AS BONECAS DE PANO DE WALDETE

Dimitri Ganzelevitch
28/12/2008 às 15:05
Foto: Foto: Divulgação
Fazer boneca de pano é pura arte popular
 

No século XIX, as escravas não podiam oferecer lindas bonecas de porcelana a suas filhas porque estas eram exclusivamente importadas da Inglaterra para as sinhazinhas. Criança é criança e desconhece diferenças sociais. Quantos choros não terão nascido da vontade infantil de possuir e brincar com uma destas preciosas bonecas?...

Assim nasceu uma tradição que, até ha poucos anos, ainda podia ser encontrada na Bahia: a boneca de pano.


Cheguei a conhecer a última artesã, Waldete Cristina. Uma mestra nesta arte difícil.

Esta senhora era dona de invejável saber não somente de cultura popular, mas também das antigas sociedades aristocráticas baianas. Certa vez, convidei-a para almoçar em casa. Felizmente não era daquelas que aceitam convite e não aparecem. Veio, sim, e ainda com as mãos carregadas com pesada travessa de suculenta sobremesa feita à base de coco e ovos. "Esta receita eu herdei de minha avó que fora escrava" afirmou minha amiga, com certo orgulho.


Recém chegado a Salvador, não pude deixar de me emocionar com tão simples declaração.

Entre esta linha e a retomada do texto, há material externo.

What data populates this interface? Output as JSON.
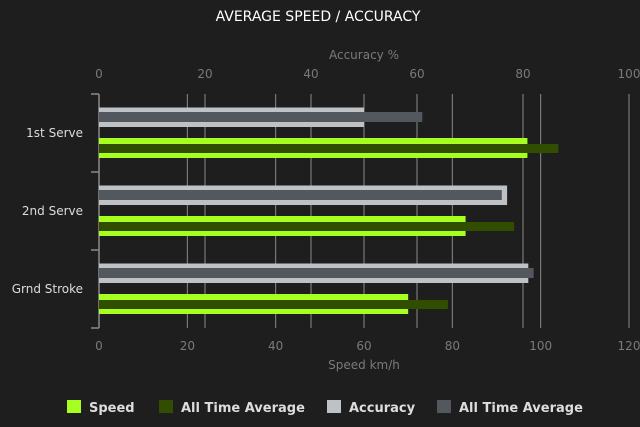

Não é todo dia que você tem sentada na sua frente alguém que lhe lembra tão profundas feridas, sem aparentar ressentimento.

Mas o forte da Waldete era mesmo a técnica das bonecas de pano, com escamas de peixe para as unhas. Ofereceu-me um Exu que, hoje, um pouco cansado, guarda a entrada de minha biblioteca.  

Um excepcional conjunto de obras de Waldete pode ser admirado no Museu da Cidade. Cenas do cotidiano de Castro Alves animam caixas onde estão documentados os interiores burgueses da época. Muito lembram as casas-brinquedo do século XIX.


Por sorte, no princípio deste ano, tive a surpresa de encontrar no charmoso Cafelier, perto do convento do Carmo, duas bonecas de pano com todas as características das bonecas de escravas. Até as formas generosas dos corpos e cinturas finas denotam a estética do fim do século XIX. As duas, de algodão negro, estão despidas, braços abertos, com modesto torso e sapatinhos. Talvez nunca tenham sido usadas por crianças, pois estão em perfeito estado. Uma é de corpo inteiro, a outra só existe até as ancas, lembrando os santos de roca.


Justa vingança do destino, hoje as bonecas de pano confeccionadas por escravas são muito mais raras que as de porcelana e, pela lógica do mercado de antiguidades, deveriam ser muito mais valiosas.

Mas o maior valor não é, com certeza, o valor material, mas o maternal carinho que acompanhou seu nascimento.